Nos lecteurs ne manqueront pas d’apprécier comme il convient la reconnaissance que voue Montherlant à ses maîtres, les grands penseurs de l’Iran, et plus particulièrement à Omar Khayyâm et Saadi.
C’est seulement durant la période barbare de l’adolescence et de la vingtième année que la poésie fut pour moi de m’abêtir sur de grossières règles prosodiques, de compter sur mes doigts des syllabes, ou même de jouir de la cadence des vers. Plus tard, ce que je lui demandai, ce fut de créer un "climat" que je pusse reconstituer dans ma vie privée, qui fut toujours ma grande affaire. Les maître de l’Iran (et d’autre part ceux de la Chine) m’apportèrent assez tard - j’avais vingt-huit ans - la sorte de romanesque pour lequel j’étais fait, et dont les rimailleries européennes ne m’avaient donné aucune idée.

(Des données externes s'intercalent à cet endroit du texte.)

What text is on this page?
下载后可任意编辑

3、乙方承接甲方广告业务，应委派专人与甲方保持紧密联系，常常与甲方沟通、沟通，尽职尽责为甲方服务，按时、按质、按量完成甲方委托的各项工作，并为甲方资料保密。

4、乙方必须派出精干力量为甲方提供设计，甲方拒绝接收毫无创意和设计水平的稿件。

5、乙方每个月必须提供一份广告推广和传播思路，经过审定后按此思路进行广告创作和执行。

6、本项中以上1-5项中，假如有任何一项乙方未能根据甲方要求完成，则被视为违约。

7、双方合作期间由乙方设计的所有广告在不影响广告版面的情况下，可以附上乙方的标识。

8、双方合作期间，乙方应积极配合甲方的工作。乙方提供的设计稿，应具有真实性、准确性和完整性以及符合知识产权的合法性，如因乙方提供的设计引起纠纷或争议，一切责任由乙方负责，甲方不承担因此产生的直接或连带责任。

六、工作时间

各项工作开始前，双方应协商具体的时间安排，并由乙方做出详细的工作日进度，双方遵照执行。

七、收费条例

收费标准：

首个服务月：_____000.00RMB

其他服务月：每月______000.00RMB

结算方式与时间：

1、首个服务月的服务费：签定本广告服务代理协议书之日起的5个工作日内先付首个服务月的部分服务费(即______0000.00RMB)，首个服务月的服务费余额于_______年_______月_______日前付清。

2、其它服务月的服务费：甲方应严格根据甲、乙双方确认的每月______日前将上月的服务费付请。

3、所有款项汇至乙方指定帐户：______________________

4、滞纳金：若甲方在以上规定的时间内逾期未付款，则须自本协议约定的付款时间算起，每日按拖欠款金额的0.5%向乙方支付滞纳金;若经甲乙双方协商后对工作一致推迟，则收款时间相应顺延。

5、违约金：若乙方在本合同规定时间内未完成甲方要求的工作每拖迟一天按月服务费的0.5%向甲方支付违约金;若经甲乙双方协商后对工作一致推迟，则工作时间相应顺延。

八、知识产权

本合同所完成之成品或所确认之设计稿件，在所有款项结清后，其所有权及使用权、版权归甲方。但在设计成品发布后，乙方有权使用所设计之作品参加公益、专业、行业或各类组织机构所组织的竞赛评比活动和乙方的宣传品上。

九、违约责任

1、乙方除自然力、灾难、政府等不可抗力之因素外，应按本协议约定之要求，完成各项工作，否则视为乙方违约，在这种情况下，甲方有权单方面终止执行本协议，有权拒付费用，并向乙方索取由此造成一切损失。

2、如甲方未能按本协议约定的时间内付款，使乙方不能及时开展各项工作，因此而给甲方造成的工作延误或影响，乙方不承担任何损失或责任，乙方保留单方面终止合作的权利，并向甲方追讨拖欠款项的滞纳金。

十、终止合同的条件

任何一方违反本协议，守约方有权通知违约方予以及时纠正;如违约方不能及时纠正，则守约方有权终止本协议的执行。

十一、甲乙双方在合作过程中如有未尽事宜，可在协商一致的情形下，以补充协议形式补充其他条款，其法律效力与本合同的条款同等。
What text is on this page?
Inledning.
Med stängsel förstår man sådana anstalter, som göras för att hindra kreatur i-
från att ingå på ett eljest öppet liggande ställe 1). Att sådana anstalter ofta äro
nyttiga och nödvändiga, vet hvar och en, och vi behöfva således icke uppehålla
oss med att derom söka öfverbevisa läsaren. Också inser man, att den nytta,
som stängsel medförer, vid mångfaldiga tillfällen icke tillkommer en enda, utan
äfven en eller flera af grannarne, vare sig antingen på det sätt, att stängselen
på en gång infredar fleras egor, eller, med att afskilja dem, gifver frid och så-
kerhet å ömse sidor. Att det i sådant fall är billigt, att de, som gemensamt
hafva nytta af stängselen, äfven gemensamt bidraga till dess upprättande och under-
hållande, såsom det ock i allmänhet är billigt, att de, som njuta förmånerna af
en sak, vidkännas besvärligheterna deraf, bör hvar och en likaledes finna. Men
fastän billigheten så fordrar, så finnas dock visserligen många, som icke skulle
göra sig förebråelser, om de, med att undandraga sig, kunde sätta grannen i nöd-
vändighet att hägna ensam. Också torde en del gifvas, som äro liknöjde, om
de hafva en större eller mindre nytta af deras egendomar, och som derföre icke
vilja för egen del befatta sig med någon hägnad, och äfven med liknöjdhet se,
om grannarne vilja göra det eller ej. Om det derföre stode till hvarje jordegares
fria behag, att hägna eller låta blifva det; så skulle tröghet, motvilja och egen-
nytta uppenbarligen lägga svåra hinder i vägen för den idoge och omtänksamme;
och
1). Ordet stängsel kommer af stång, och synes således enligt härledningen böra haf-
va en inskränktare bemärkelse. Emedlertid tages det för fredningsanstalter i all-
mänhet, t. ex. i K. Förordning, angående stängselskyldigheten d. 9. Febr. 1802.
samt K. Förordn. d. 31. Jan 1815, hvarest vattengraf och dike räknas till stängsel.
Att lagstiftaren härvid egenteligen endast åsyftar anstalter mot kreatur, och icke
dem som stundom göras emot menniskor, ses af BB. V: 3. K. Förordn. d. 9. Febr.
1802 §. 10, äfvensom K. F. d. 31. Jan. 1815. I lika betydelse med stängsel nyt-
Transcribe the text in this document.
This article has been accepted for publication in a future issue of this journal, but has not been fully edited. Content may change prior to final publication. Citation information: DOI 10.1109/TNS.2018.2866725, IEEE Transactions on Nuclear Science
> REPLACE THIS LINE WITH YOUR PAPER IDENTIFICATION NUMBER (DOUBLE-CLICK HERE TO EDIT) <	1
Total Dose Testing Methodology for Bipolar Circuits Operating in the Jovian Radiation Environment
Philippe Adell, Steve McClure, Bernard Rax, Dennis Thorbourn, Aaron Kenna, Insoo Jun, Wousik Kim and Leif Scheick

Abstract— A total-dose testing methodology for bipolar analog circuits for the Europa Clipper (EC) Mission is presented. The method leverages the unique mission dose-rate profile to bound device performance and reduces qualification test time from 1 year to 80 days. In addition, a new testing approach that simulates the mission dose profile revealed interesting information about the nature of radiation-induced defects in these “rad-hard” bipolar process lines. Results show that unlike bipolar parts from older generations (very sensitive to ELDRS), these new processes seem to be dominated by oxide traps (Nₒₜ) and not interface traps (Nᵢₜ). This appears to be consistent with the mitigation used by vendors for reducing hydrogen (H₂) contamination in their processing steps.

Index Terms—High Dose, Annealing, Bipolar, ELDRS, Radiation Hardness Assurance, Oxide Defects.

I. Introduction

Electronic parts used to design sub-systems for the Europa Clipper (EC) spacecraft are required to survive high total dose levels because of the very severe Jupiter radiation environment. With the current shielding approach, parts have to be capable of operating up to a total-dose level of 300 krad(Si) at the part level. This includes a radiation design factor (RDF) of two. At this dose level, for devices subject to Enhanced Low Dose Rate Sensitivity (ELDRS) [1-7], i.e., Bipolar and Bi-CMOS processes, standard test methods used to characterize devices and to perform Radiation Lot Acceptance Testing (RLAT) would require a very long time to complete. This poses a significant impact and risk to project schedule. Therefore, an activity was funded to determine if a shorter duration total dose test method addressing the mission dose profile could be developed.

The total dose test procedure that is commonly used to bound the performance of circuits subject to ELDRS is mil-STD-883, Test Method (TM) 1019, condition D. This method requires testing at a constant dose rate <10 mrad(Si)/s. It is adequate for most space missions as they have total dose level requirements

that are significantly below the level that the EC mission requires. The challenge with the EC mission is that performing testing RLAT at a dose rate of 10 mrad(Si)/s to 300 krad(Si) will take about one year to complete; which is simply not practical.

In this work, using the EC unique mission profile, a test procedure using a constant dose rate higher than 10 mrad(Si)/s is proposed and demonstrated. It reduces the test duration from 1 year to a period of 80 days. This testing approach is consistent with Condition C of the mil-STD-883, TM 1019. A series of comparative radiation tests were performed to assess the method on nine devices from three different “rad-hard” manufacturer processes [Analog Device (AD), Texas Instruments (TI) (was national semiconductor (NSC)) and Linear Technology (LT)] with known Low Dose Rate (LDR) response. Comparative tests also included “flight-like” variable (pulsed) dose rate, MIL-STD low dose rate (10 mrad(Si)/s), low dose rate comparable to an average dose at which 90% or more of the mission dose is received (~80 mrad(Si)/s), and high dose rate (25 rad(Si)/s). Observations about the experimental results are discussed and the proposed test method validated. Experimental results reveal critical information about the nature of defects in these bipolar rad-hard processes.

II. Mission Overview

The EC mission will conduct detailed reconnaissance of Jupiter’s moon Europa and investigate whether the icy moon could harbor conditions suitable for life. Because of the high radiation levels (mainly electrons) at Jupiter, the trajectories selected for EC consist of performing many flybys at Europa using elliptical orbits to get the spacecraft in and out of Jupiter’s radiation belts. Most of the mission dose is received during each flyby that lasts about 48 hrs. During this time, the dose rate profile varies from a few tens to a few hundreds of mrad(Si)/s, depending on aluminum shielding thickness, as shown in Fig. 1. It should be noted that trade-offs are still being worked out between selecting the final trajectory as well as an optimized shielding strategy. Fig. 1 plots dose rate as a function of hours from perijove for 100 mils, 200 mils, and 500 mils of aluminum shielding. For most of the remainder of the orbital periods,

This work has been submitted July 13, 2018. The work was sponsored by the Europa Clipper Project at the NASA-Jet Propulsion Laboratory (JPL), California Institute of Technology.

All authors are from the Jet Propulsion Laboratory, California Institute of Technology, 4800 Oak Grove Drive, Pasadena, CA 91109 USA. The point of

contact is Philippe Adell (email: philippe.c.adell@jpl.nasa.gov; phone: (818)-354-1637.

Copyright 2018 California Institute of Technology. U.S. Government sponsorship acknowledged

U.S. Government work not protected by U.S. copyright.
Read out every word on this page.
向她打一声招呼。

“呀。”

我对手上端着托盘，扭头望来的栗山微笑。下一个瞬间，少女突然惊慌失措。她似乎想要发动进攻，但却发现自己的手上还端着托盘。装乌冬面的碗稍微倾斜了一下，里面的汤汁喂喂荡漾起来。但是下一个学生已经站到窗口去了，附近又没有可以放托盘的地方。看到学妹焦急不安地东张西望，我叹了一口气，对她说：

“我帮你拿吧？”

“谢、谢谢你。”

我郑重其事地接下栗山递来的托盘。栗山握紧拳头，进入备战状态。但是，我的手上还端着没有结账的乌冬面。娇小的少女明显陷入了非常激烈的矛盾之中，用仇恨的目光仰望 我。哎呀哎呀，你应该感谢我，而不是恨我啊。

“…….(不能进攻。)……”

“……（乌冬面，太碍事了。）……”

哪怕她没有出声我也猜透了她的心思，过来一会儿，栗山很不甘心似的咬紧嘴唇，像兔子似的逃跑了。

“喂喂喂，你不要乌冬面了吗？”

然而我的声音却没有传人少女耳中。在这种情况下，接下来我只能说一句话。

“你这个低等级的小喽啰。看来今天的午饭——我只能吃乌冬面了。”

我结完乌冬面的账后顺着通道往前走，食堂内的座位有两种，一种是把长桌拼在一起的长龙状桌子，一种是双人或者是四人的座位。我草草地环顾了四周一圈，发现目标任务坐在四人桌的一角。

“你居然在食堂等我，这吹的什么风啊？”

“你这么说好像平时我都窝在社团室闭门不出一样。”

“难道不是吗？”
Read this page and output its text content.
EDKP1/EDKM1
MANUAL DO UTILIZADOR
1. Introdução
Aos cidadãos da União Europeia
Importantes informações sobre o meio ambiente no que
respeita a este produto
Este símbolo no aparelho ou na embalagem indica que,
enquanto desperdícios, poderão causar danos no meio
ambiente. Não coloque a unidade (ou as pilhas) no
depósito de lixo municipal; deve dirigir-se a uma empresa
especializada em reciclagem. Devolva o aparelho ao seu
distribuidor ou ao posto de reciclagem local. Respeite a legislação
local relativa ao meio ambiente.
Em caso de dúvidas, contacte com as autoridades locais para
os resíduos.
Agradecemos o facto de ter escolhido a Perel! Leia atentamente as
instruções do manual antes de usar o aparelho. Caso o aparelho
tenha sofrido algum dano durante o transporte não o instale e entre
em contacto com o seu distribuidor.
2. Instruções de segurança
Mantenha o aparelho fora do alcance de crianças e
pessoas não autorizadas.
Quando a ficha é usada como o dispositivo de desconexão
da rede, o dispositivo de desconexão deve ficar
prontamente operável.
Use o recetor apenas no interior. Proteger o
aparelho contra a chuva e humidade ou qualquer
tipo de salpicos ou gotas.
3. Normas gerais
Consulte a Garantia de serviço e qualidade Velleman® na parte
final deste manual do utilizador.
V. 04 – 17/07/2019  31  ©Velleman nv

Ils m’ouvrirent le rideau sur une vie plus raffinée ; ils m’apprirent la réserve, le secret, l’extase (elle peut aller chez eux jusqu’à la mort) que l’on se tire des lignes d’un corps ou d’un visage, la submersion dans l’eau profonde de la poésie réalisée, la longue stupéfaction dans la beauté, la musique, et le pressentiment de l’amour, toutes choses que je n’appelai plus que "la féerie" ou " les choses du cinquième jardin", par allusion au "cinquième jardin" du Golestân et du Bahârestân, consacré "à l’amour et à la jeunesse". Leurs poètes, dont on ne sait jamais au juste s’ils s’adressent à un mortel, à une mortelle, ou à Dieu, flattaient ma tendance essentielle à jouer sur de multiples registres à la fois ; ils ne sont jamais très fixés, état qui entre tous m’est cher. Leur indifférence aux diverses religions, dont ils ne gardent que le Dieu unique (Hâfez, Saadi, Hâtif, Djalâleddin Roumi) rejoignait un syncrétisme qui fut toujours mien. Ils m’apprirent aussi par quelles équivoques on prolonge la féerie dans la contemplation : je n’en dirai pas plus là dessus ; il m’en faudrait trop dire. Telles de leurs phrases déclenchaient en moi une musique sans fin de mélancolie ou d’espérance, dont les échos, aujourd’hui encore, ne se sont pas éteints. Celle de Saadi, si douloureuse : "Des années s’écouleront pour toi sans que tu passes auprès du tombeau de ton père", celle de Djâmi, si consolante : "Le loup, harassé par ses courses nocturnes, voit la brebis lui offrir sa queue touffue pour reposer sa tête." Les héros de leurs apologues, délicats, moraux, cruels, avec une générosité un peu névropathe, au demeurant absurdes à souhait, me rappelèrent qu’on peut se passer du christianisme pour la charité, et des Anciens pour la grandeur de l’âme : ils m’apportaient le sublime, enveloppé de papier de soie. L’abstraction et la concentration de ces clercs, dont quelques-uns florissaient tranquillement au milieu de l’anarchie et de la guerre civile, m’affermirent dans un insouci du siècle qui m’était inné, et qui me rend proprement inintelligibles les préoccupations et les problèmes pour lesquels se passionnent mes contemporains d’Europe. Enfin, ils m’indiquèrent la voie de tels maîtres non-iraniens, mais plus ou moins proches d’eux, Loghmân et Confucius, auxquels je dois quelques maximes vraiment fondamentales pour moi, - les poutres maîtresses de ma maison intérieure.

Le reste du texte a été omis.